『南游志』の地図をGoogleマップ化
既刊の斎藤拙堂の紀行文『南游志』は、江戸末に熊野古道をほぼ忠実にたどりつつ紀伊半島を一周した旅の記録で、地図と突き合わせつつ読むといっそう興味が深まります。で、文中の主要な地名には外部リンクを施して国土地理院の地図に飛ぶようにしているのですが、個々の地点は把握できても旅全体の流れが地図上で確かめられないのがもどかしいところ。かといって、すべての宿泊地をポイントした付録地図では大雑把過ぎるでしょう。

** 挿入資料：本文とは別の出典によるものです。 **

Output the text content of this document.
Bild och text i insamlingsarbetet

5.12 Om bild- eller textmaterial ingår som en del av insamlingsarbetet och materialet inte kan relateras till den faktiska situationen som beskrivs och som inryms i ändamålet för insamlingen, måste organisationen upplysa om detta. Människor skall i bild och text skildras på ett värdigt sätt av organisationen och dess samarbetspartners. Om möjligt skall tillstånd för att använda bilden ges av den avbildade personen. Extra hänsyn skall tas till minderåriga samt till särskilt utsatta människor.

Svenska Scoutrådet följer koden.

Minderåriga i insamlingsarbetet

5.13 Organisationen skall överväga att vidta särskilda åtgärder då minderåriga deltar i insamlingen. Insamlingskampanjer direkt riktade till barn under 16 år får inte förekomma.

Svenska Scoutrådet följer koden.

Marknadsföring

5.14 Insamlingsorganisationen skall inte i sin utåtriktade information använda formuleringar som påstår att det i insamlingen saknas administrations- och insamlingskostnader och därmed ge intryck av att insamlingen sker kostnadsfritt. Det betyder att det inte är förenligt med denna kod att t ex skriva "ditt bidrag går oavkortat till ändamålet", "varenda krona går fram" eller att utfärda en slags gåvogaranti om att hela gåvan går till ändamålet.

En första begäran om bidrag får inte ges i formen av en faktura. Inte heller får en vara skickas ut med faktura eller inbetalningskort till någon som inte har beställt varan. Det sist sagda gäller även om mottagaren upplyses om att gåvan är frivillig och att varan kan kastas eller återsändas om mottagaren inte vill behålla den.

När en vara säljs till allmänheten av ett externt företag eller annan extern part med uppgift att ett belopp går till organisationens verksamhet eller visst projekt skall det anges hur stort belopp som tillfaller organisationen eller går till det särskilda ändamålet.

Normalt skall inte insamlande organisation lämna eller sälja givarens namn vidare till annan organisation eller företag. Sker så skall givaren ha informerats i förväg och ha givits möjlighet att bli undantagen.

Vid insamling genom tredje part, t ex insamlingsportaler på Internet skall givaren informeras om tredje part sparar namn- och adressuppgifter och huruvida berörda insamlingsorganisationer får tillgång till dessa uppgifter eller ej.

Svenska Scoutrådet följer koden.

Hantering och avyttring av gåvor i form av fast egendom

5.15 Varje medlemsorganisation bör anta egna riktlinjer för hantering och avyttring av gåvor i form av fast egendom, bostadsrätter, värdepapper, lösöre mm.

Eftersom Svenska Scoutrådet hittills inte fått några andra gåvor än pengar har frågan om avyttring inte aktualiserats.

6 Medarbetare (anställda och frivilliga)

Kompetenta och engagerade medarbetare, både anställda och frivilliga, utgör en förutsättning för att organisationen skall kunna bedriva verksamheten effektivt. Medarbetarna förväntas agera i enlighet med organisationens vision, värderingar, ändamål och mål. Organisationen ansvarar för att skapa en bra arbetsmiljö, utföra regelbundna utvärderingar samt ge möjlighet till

そこでGoogleのマイマップを利用して拡大縮小自在な南游志地図を作ってみたのですが、さて問題はこれをEPUBにどう組み込むか。Googleマイマップにはサイト埋め込み機能があって、〈iframe〉タグに囲まれた埋め込み用の文が書き出されます。一般のウェブページではこれをコピーペーストするだけで独自情報を盛り込んだ地図がサイトに表示できるというわけですが、EPUBに書き込んで見ると残念ながら空白ページになるかフリーズするかという結果に。
結局、文中の地名リンク同様、既存の概略地図の下に外部リンクを置いて、ブラウザーでGoogleマイマップを表示することにしました。右のように、マップには宿泊地・経由地がポイントされ、地名一覧をタップすると各地点の説明や写真が表示されます(これはアンドロイドの場合、iOSのGoogle Mapsアプリでは少し表示が変わるようです)。写真はまだわずかですが、今後追加していく予定。もちろんリーディングシステム内に直接マップが表示できればよかったのですが、タブレットのブラウザーにもマイマップの操作はけっこう負担が大きいようですので(専用端末では推して知るべし)、さすがに読書アプリには無理な注文でしょうね。むしろ、ブラウザーと連携した電子書籍の外部リンクの可能性をもっと考えるべきかもしれません。